Policy debate on key issues on the basis of the Presidency's note. The debate will be held in the light of the orientations set by the Spring European Council of 2007 and with the objective of reaching a political agreement on the package at the June Council. In its note, the Presidency proposes a compromise for each of the elements examined so far.

Ministers will be invited to debate the key elements of the package examined so far : effective separation (art. 8); minority shareholding; third country clause (art. 8a); public ownership; Certification/designation of TSOs, including ISOs (art. 8b and 10) ; derogations ; investment planning; regulatory powers/duties ; multiple regulators ; handling of cross-border cases [regulatory regime / exemptions for infrastructure] ; Comitology procedure for the adoption of guidelines ; compliance with guidelines adopted by comitology (art. 22e) and on the Agency.

Commissioner Piebalgs will be able to present the Commission's non paper presented at the Coreper meeting of 20 February. The Commission's non-paper does not, in any case, change or prejudge of the content of the Commission's legislative proposals on the table of the institutions. The official position of the Commission on this point remains unchanged. On 19 September of 2007, the Commission made its proposal for a third energy market package, so as to increase competition, ensure effective regulation and encourage investments to benefit consumers.

The preferred solution of the Commission to reach this objective was, and remains, ownership unbundling. At the same time, the Commission has put forward also an alternative option, the Independent System Operator (ISO). Both options are in line with the conclusions of the March European Council, notably to ensure effective separation between supply and transmission activities. Since then, the proposal is being discussed by the legislators, i.e. the Council and the Parliament.

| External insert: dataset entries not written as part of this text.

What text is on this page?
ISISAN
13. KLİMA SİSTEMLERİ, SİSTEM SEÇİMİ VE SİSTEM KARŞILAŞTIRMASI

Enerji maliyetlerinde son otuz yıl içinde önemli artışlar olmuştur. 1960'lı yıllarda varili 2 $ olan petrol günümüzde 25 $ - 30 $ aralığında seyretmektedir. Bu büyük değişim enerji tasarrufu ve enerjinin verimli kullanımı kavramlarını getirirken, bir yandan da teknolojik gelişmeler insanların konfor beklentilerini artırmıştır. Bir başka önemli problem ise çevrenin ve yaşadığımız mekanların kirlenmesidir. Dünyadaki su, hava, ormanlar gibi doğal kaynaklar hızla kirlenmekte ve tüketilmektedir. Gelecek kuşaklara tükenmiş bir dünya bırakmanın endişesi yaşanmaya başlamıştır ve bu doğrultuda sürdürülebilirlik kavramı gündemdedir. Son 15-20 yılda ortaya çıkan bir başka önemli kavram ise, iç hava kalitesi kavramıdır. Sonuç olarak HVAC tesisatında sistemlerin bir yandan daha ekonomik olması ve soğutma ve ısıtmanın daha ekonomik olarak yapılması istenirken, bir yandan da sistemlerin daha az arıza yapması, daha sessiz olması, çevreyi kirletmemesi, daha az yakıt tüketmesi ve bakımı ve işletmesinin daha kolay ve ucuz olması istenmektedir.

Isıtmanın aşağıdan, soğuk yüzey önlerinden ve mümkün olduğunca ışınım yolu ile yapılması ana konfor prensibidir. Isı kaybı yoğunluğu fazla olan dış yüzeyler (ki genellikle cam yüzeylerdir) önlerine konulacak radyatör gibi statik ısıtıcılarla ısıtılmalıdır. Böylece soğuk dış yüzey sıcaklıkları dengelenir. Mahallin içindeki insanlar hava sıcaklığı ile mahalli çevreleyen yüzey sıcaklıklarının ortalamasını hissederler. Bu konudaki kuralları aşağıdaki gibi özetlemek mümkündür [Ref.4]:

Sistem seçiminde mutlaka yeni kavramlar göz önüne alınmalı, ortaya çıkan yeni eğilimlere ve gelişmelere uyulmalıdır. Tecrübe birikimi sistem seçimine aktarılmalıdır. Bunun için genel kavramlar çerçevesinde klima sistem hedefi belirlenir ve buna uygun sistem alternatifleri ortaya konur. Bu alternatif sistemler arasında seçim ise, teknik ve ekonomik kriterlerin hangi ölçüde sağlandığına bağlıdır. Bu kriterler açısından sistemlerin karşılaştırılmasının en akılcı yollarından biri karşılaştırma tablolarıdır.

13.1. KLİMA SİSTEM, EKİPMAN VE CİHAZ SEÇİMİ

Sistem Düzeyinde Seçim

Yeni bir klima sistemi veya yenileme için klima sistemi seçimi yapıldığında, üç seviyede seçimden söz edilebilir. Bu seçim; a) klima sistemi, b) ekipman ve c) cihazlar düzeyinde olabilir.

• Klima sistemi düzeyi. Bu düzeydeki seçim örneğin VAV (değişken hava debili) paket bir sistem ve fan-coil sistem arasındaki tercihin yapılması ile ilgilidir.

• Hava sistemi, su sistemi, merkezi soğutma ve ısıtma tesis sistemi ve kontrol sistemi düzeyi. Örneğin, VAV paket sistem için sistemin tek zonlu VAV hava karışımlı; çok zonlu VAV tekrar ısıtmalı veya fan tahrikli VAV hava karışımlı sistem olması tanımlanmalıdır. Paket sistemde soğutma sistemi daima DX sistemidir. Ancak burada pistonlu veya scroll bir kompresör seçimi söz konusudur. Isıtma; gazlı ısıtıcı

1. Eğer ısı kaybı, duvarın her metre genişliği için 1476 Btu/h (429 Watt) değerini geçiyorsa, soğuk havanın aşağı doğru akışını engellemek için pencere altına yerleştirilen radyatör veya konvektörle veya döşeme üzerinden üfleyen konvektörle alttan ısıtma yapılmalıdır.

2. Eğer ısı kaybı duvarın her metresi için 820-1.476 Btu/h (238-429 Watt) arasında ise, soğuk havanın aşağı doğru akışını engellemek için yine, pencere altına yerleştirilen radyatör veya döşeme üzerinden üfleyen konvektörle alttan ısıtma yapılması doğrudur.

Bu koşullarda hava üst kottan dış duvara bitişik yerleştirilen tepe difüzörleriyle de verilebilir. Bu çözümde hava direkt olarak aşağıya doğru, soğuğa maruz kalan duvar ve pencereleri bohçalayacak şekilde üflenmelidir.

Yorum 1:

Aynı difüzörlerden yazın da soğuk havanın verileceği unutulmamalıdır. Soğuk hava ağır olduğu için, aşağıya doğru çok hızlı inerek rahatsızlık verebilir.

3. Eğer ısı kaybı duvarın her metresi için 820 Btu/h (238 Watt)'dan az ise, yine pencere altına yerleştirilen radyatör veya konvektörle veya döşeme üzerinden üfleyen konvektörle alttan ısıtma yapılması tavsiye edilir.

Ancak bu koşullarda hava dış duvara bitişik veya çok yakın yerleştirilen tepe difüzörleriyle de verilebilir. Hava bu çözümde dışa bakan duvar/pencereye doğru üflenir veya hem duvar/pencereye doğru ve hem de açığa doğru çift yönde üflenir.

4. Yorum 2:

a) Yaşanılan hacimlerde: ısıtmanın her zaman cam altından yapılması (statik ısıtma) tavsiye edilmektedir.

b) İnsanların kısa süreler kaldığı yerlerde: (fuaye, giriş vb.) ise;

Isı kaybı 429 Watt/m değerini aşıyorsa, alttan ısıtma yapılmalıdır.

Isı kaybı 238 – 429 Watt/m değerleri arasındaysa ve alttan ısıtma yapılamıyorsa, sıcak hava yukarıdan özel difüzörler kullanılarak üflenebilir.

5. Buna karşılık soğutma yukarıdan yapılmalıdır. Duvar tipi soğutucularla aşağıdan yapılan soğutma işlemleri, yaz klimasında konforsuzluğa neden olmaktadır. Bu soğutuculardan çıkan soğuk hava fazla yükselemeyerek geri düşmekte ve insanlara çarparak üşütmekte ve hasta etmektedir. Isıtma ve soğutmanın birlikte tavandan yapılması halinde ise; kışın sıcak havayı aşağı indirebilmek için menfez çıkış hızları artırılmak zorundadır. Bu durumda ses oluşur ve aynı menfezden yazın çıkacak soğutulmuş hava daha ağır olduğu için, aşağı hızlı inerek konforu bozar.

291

The 31 January 8 Member States (AT, BG, DE, FR, GR, LU, LV, SK) presented the so-called Third Option, which the Commission considers as a useful contribution to taking the discussions forward, and is presently studying the pros and the cons of this concept. Commission's experts prepared a "non paper" which explores, taking the Third Option ideas into consideration, possible ways to reach the objectives requested by the European Council and the Parliament, namely effective unbundling, but it cannot be considered as a political position of the Commission.

In principle, the Third Option, as proposed, does not seem to lead to effective separation of supply and production activities from network operations, and in substance does not appear to go much beyond the principles established already under the Second Energy Package. The option would need to be completed by a number of additional safeguards to ensure the structural independence of decision making of the TSO, so that no conflict of interest can arise, and that, in practice, it is operated as a truly independent company.

It is likely that Commissioner Piebalgs presents the "non-paper" before the lunch to be discussed during the same. It is therefore not excluded that the Presidency will resume the discussion of the lunch, back in Council.

  • 4. 
    The fourth item is the usual information point from the Commission on the important events and actions under the international relations in the field of energy.

Commissioner Piebalgs will inform the Energy Ministers on the state of implementation of the external priorities outlined in the Energy Policy for Europe Action Plan 2007-2009. The main topics of his presentation include the International Partnership for Energy Efficiency Cooperation; Energy cooperation with major suppliers and transit countries; Euromed and the Energy Community.

Commissioner Piebalgs will also advance the importance of "security of supply and external energy policy" in the next Strategic Energy Review, foreseen for adoption in November 2008. If the work proceeds as scheduled, the Strategic Review would be available in time for Energy Ministers us to have a first exchange of views on it at the December Energy Council. This would enable the Energy Council to feed its views into the discussion at the 2009 Spring European Council.